Space tourism has yet to take off

Oct 04, 2009

LOS ANGELES -- When a private spaceship soared over California to claim a $10-million prize, daredevil venture capitalist Alan Walton was 68 and thought he'd be on a rocket ride of his own soon.

Walton paid $200,000 to be among the first space tourists to make a suborbital thrill-ride high above the Earth, aboard a Virgin Galactic spaceship.

Now he intends to ask for his deposit back if there's no fixed launch date by his 74th birthday in April.

"This was going to be the highlight of my old age," he said.

It's been five years since SpaceShipOne, the first privately financed manned spacecraft, captured the Ansari X Prize on Oct. 4, 2004, by demonstrating that a reusable rocket capable of carrying passengers could fly more than 62 miles high twice within two weeks.

Enthusiasm over SpaceShipOne's feats was so high that year that even before the prize-winning flight, British mogul Richard Branson announced an agreement to use the technology in a second-generation design, SpaceShipTwo, to fly commercial passengers under the Virgin Galactic banner by 2007.

It seemed that anyone who had the money would soon be experiencing what SpaceShipOne pilot Brian Binnie called "literally a rush."

Turning the dream into reality has taken longer than many expected, and spaceflight remains the realm of government astronauts and a handful of extraordinarily wealthy people who paid millions for rides on Russian rockets to the International Space Station.

But X Prize founder Peter Diamandis says things have not been at a standstill.

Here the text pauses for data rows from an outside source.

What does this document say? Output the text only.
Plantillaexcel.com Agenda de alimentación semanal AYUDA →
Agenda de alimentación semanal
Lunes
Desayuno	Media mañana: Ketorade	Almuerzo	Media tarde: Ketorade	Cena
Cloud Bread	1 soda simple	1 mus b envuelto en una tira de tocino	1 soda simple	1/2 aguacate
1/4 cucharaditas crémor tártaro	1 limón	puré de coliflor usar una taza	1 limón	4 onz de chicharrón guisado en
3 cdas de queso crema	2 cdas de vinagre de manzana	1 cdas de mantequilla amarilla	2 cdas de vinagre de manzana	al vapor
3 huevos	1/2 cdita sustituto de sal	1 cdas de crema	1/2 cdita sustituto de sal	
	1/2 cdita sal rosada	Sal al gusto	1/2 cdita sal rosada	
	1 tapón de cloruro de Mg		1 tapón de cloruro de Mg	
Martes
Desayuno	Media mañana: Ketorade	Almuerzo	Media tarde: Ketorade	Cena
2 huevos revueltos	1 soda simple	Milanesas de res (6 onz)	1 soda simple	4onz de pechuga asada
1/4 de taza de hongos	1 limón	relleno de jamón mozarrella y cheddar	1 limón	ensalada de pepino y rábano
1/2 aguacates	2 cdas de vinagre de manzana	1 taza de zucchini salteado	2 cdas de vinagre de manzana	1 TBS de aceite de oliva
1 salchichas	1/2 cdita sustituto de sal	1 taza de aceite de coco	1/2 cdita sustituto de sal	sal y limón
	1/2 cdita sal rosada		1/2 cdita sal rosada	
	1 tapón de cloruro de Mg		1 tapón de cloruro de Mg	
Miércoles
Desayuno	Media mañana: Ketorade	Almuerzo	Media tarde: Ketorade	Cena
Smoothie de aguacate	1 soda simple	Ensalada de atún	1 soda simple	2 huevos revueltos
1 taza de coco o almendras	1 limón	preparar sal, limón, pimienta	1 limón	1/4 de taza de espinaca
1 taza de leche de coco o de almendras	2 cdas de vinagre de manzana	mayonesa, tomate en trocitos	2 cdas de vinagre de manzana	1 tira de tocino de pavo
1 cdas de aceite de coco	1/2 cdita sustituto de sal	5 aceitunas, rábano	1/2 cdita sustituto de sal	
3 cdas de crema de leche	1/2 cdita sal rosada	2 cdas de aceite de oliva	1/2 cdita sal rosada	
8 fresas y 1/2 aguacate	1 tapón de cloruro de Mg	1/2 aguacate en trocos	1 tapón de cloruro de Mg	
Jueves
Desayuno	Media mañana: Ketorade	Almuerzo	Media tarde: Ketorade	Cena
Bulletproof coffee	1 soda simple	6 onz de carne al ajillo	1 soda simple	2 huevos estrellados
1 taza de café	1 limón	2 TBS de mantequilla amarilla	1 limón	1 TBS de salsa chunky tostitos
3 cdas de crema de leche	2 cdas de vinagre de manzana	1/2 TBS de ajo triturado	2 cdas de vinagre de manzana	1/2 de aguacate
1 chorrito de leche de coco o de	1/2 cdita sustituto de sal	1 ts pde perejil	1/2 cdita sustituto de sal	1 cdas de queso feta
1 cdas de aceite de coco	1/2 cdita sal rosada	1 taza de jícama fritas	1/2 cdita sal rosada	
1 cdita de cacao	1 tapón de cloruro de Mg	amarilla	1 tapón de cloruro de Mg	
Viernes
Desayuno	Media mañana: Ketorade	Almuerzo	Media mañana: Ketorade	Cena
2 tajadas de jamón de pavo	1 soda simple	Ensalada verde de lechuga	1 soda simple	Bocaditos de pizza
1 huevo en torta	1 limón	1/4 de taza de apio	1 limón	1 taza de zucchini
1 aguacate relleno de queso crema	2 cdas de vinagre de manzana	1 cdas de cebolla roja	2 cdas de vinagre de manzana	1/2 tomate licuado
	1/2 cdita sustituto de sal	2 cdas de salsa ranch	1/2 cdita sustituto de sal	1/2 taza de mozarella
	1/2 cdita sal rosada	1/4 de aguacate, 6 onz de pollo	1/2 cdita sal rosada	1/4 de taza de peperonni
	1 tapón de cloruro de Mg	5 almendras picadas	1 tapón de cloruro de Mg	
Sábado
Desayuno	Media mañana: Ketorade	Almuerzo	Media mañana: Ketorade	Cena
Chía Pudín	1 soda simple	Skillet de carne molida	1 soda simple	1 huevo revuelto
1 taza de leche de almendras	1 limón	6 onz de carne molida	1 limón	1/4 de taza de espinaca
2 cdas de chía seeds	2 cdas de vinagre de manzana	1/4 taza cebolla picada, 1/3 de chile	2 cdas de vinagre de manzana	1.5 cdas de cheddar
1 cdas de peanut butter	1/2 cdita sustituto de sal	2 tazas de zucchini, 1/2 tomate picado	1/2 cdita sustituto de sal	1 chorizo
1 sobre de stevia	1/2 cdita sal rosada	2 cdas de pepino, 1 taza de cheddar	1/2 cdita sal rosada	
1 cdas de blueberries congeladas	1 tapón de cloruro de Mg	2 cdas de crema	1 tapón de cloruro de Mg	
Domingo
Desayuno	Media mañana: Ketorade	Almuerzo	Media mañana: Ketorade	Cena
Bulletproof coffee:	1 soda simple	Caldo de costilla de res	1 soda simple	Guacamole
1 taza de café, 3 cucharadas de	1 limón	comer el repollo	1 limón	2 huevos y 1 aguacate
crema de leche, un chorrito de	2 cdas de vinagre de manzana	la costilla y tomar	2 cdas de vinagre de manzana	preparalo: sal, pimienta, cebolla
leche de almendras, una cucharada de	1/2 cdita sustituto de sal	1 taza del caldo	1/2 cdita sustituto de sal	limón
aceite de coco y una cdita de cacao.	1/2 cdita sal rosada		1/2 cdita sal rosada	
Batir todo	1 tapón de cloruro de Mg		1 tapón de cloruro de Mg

More than $1 billion was invested in the industry, regulatory roadblocks have been addressed and as many as three passenger spaceships will emerge within 18 to 24 months and begin flying, he said.

"You'll get another large injection of excitement in public interest once those vehicles begin operating and the public starts getting flown," he said.

Freight business owner Edwin Sahakian has seen signs of progress. He and four other Virgin Galactic customers got a peek at SpaceShipTwo this summer during a visit to the Scaled Composites plant at the Mojave Airport.

"This is not a grandiose mock-up. This is the real thing," Sahakian said.

The completed SpaceShipTwo is expected to be unveiled in December. Test flights are to begin next year, and full-fledged space launches are to take place by or during 2011, said Will Whitehorn, president of Virgin Galactic.